Since it was Cole Floyd’s first time to Okeechobee, he’s thrilled to have caught enough to secure a Top-10 finish. He admits that practice was tough for him and it was overwhelming to tackle the big lake for the first time.
He expanded on what bites he did have in practice and found an area mostly to himself in the lake’s South Bay area. His weight totals were in the teens all week long, ranging from 13-15 to 17-11 for a consistent week.
“I wasn’t getting many bites in practice and when I did get a bite, there were other boats everywhere,” Floyd says. “I decided to try to find something else and look for cleaner water without so many guys fishing the same place.”
He settled on what amounts to a boat lane around South Bay with a small bay on one side. Floyd believes the fish were using the lane to get to the bay to spawn and he was picking them off on the way to and from their spawning areas.
Floyd targeted reeds with blown-in hyacinth mats and punched a Strike King Rage Bug the entire time.
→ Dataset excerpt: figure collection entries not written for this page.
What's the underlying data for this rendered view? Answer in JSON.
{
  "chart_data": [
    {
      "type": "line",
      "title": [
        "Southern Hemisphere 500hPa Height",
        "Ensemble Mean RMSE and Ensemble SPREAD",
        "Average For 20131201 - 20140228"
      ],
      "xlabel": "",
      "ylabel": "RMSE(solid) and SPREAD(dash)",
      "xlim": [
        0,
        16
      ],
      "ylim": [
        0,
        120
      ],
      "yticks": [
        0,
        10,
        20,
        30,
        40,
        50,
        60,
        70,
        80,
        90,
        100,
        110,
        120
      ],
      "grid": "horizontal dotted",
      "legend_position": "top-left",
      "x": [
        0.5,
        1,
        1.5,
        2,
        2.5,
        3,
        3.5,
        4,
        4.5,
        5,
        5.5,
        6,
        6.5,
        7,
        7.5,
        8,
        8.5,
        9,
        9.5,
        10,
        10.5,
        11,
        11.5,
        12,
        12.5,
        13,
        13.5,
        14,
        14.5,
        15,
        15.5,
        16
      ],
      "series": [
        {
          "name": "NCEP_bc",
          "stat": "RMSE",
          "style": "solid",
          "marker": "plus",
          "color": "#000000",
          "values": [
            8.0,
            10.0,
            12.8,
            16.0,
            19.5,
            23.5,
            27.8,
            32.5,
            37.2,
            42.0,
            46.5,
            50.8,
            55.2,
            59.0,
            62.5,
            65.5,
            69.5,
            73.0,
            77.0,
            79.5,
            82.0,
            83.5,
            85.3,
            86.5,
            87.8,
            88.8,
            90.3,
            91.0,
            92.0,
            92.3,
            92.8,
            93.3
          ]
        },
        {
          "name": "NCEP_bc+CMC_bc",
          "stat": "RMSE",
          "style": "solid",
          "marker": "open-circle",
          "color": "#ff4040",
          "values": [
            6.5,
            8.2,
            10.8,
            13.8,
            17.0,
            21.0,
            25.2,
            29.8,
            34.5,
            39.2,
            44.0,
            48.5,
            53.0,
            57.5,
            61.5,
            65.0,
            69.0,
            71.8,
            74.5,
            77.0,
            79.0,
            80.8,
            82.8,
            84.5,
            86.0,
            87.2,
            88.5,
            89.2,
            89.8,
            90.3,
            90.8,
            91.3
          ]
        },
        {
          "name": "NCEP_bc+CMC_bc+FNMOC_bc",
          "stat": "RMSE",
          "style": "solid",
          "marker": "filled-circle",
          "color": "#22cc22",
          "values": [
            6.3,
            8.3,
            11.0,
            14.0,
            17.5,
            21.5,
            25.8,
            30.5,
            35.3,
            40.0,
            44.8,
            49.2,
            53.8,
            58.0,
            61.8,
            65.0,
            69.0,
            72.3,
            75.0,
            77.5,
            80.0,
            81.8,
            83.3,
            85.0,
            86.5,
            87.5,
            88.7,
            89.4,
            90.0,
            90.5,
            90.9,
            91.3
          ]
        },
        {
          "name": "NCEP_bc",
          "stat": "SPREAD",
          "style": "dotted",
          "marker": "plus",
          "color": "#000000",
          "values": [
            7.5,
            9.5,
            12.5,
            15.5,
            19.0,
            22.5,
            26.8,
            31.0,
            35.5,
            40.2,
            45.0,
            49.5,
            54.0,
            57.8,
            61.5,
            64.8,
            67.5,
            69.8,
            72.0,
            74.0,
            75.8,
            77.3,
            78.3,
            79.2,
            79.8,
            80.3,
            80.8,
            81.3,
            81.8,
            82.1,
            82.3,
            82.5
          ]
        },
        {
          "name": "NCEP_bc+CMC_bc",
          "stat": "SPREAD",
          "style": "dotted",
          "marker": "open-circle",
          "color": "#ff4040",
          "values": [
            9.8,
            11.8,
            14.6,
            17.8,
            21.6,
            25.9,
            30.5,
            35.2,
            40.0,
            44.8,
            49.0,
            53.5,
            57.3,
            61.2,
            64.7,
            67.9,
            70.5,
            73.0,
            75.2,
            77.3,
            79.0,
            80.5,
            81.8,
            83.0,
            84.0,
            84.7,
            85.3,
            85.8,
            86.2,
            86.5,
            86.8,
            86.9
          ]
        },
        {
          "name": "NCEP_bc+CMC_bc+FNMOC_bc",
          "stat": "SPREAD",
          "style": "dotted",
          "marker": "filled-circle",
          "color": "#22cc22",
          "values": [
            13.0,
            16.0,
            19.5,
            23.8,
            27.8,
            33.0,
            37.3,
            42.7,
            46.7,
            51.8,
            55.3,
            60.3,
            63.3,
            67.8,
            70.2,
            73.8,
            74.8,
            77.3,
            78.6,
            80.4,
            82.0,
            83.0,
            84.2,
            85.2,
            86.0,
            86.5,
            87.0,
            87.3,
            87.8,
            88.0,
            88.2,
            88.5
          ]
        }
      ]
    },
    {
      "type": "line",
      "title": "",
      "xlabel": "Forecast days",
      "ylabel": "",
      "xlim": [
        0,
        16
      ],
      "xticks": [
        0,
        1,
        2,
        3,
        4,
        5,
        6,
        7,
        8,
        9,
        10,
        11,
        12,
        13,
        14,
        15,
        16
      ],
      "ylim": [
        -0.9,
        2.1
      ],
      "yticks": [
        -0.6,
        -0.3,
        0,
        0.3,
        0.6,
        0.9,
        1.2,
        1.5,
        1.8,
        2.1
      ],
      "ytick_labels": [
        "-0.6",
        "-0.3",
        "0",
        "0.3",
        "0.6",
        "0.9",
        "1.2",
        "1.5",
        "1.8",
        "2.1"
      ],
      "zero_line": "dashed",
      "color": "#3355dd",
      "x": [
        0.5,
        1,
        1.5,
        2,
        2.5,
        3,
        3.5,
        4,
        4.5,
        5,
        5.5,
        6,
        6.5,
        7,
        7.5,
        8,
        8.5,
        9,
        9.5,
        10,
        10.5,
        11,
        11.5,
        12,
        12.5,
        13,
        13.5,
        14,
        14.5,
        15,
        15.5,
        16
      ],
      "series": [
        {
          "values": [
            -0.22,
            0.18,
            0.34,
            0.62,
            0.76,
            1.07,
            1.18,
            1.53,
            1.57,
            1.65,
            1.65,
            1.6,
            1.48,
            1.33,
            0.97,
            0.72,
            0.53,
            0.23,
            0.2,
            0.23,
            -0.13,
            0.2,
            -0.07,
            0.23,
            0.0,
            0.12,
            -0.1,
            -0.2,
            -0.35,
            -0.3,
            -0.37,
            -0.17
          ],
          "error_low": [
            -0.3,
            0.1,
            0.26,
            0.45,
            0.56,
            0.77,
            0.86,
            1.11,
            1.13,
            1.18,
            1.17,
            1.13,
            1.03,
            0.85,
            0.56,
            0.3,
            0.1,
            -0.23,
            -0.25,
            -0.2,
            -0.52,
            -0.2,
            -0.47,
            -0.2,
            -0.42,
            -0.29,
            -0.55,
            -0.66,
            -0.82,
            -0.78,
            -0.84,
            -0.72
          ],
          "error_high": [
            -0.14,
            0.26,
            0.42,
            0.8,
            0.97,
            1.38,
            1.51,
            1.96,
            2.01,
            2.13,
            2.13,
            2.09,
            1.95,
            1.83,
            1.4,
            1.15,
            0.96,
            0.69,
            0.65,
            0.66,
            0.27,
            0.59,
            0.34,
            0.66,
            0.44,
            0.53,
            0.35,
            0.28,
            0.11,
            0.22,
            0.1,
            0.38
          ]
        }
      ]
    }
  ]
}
He alternated between a 1- and 1.5-ounce weight depending on the thickness of the vegetation.
Anthony Gagliardi caught his best weight of the tournament, a 24-pound bag fishing just outside the takeoff along the West Wall. From there, his weights diminished, but he was able to collect another Top-10 finish along the way.
His first-day weight came by pitching a 3/4-ounce Buckeye lures grass jig with a matching Berkley PowerBait Maxscent Creature Hawg as a trailer on 50-pound Gamma Torque braid.
He targeted the densest reeds he could find on the first day before resorting to sparser cover as the week went on.
“That big bag on the first day came from fish that were way up inside of the thick reed patches,” Gagliardi says. “They didn’t replenish after that.”
After a massive first day with the jig, he couldn’t get a bite on it the following days and began to flip and pitch a 6-inch Berkley PowerBait The General or a MaxScent Critter Hawg. Both of these baits were black and blue and fished with a 1/2-ounce weight.